11/08/2013

Happenings

This week I had the rare pleasure of being invited to talk to the members of IO, Glasgow University's science fiction society that's been running on and off since the early Eighties. I read a bit from Marauder, then spent quite some time answering questions and talking about the writing life. All in all, a nice change from being stuck behind a desk. Someone asked me how I'd feel if I sold a novel to Hollywood and they adapted it into an unforgivably terrible movie. I told them I'd cry, but at least I'd be crying on a big bed made of money. That got a big laugh. I also left a big pile of freebies exhumed from the cupboard whence all my complimentary copies have been residing lo! these many years, and they descended on them like wolves on a wounded caribou.

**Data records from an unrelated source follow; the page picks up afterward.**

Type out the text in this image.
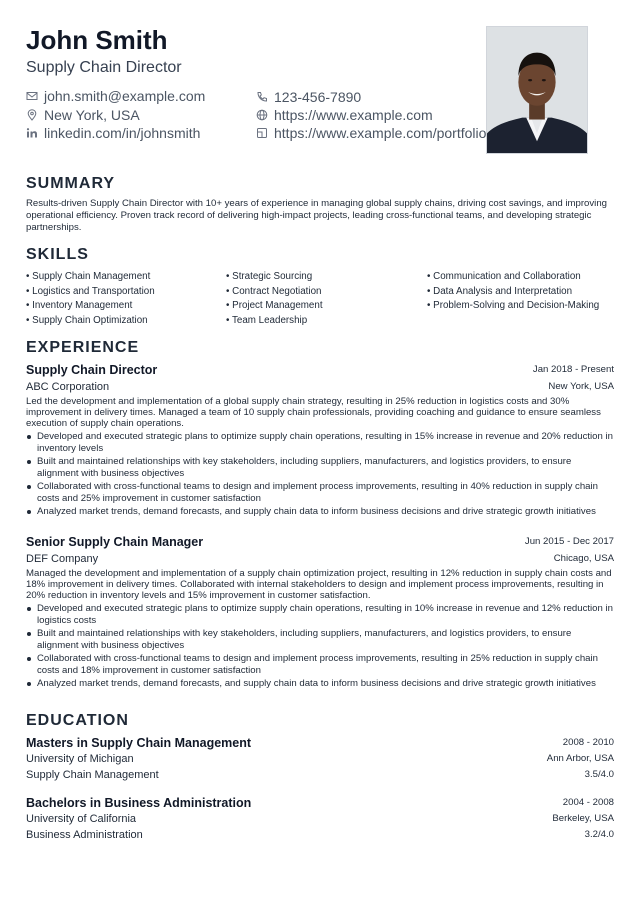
John Smith
Supply Chain Director
john.smith@example.com	123-456-7890
New York, USA	https://www.example.com
linkedin.com/in/johnsmith	https://www.example.com/portfolio
SUMMARY

Results-driven Supply Chain Director with 10+ years of experience in managing global supply chains, driving cost savings, and improving operational efficiency. Proven track record of delivering high-impact projects, leading cross-functional teams, and developing strategic partnerships.

SKILLS
• Supply Chain Management
• Logistics and Transportation
• Inventory Management
• Supply Chain Optimization
• Strategic Sourcing
• Contract Negotiation
• Project Management
• Team Leadership
• Communication and Collaboration
• Data Analysis and Interpretation
• Problem-Solving and Decision-Making
EXPERIENCE
Supply Chain Director	Jan 2018 - Present
ABC Corporation	New York, USA

Led the development and implementation of a global supply chain strategy, resulting in 25% reduction in logistics costs and 30% improvement in delivery times. Managed a team of 10 supply chain professionals, providing coaching and guidance to ensure seamless execution of supply chain operations.

Developed and executed strategic plans to optimize supply chain operations, resulting in 15% increase in revenue and 20% reduction in inventory levels
Built and maintained relationships with key stakeholders, including suppliers, manufacturers, and logistics providers, to ensure alignment with business objectives
Collaborated with cross-functional teams to design and implement process improvements, resulting in 40% reduction in supply chain costs and 25% improvement in customer satisfaction
Analyzed market trends, demand forecasts, and supply chain data to inform business decisions and drive strategic growth initiatives
Senior Supply Chain Manager	Jun 2015 - Dec 2017
DEF Company	Chicago, USA

Managed the development and implementation of a supply chain optimization project, resulting in 12% reduction in supply chain costs and 18% improvement in delivery times. Collaborated with internal stakeholders to design and implement process improvements, resulting in 20% reduction in inventory levels and 15% improvement in customer satisfaction.

Developed and executed strategic plans to optimize supply chain operations, resulting in 10% increase in revenue and 12% reduction in logistics costs
Built and maintained relationships with key stakeholders, including suppliers, manufacturers, and logistics providers, to ensure alignment with business objectives
Collaborated with cross-functional teams to design and implement process improvements, resulting in 25% reduction in supply chain costs and 18% improvement in customer satisfaction
Analyzed market trends, demand forecasts, and supply chain data to inform business decisions and drive strategic growth initiatives
EDUCATION
Masters in Supply Chain Management	2008 - 2010
University of Michigan	Ann Arbor, USA
Supply Chain Management	3.5/4.0
Bachelors in Business Administration	2004 - 2008
University of California	Berkeley, USA
Business Administration	3.2/4.0
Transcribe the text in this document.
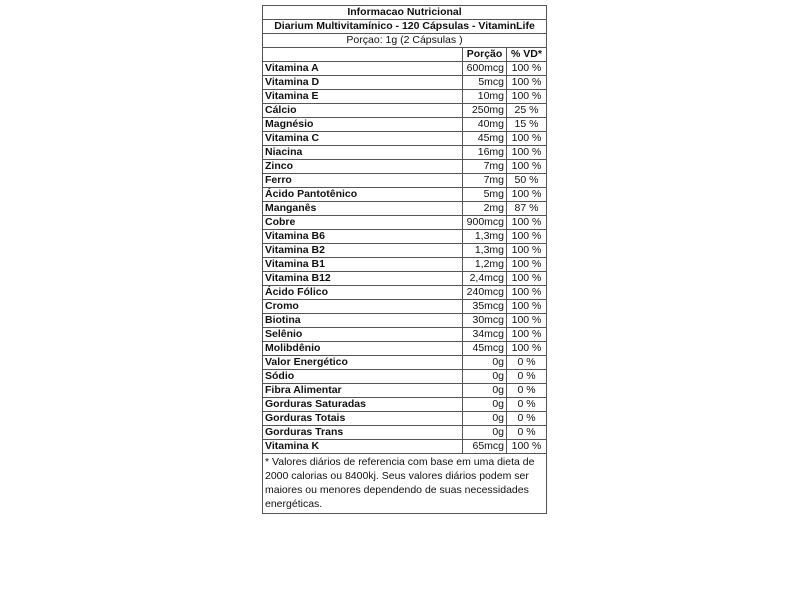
Informacao Nutricional		
Diarium Multivitamínico - 120 Cápsulas - VitaminLife		
Porçao: 1g (2 Cápsulas )		
	Porção	% VD*
Vitamina A	600mcg	100 %
Vitamina D	5mcg	100 %
Vitamina E	10mg	100 %
Cálcio	250mg	25 %
Magnésio	40mg	15 %
Vitamina C	45mg	100 %
Niacina	16mg	100 %
Zinco	7mg	100 %
Ferro	7mg	50 %
Ácido Pantotênico	5mg	100 %
Manganês	2mg	87 %
Cobre	900mcg	100 %
Vitamina B6	1,3mg	100 %
Vitamina B2	1,3mg	100 %
Vitamina B1	1,2mg	100 %
Vitamina B12	2,4mcg	100 %
Ácido Fólico	240mcg	100 %
Cromo	35mcg	100 %
Biotina	30mcg	100 %
Selênio	34mcg	100 %
Molibdênio	45mcg	100 %
Valor Energético	0g	0 %
Sódio	0g	0 %
Fibra Alimentar	0g	0 %
Gorduras Saturadas	0g	0 %
Gorduras Totais	0g	0 %
Gorduras Trans	0g	0 %
Vitamina K	65mcg	100 %
* Valores diários de referencia com base em uma dieta de 2000 calorias ou 8400kj. Seus valores diários podem ser maiores ou menores dependendo de suas necessidades energéticas.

Mike Cobley's doing his own spiel for them in a couple of weeks, and in fact I ran into him at a gig the next day - the gig in question being Hawkwind. It's the first gig I've been to in three years, and the last one I was at was...also Hawkwind. It was glorious, but the stage set, dancers and animated backdrops remind me that Hawkwind have always been a kind of live-action cartoon, who seem at times more like they should be a fictional outfit somewhere in the background of a Richard Curtis movie, with Rhys Hughes playing a former member. However, their sound is entirely unique. If you have Spotify nearby and fancy a recommendation, try Hall of the Mountain Grill, particularly Psychedelic Warlords.

It is impossible not to love a band that write songs with titles like Psychedelic Warlords.

In other news, I note with passing interest that Scotland has gained yet another pro novelist. I haven't met Libby McGugan, but other members of my former writing group have, and her novel The Eidolon looks like my kind of thing. You can read about it here, and she had a launch for her debut novel at Waterstones last night.

I don't talk often enough about what I have or haven't been reading. I just re-read Kage Baker's Garden of Iden as preparation for (finally) reading the follow-up Sky Coyote, and it's exactly as brilliant as I remember it. You should all read it. I'd also recommend Nick Mamatas' Love is the Law, with its mix of nihilism, politics, punk, Thelemic philosophy and good-old-fashioned murder, which I thoroughly enjoyed.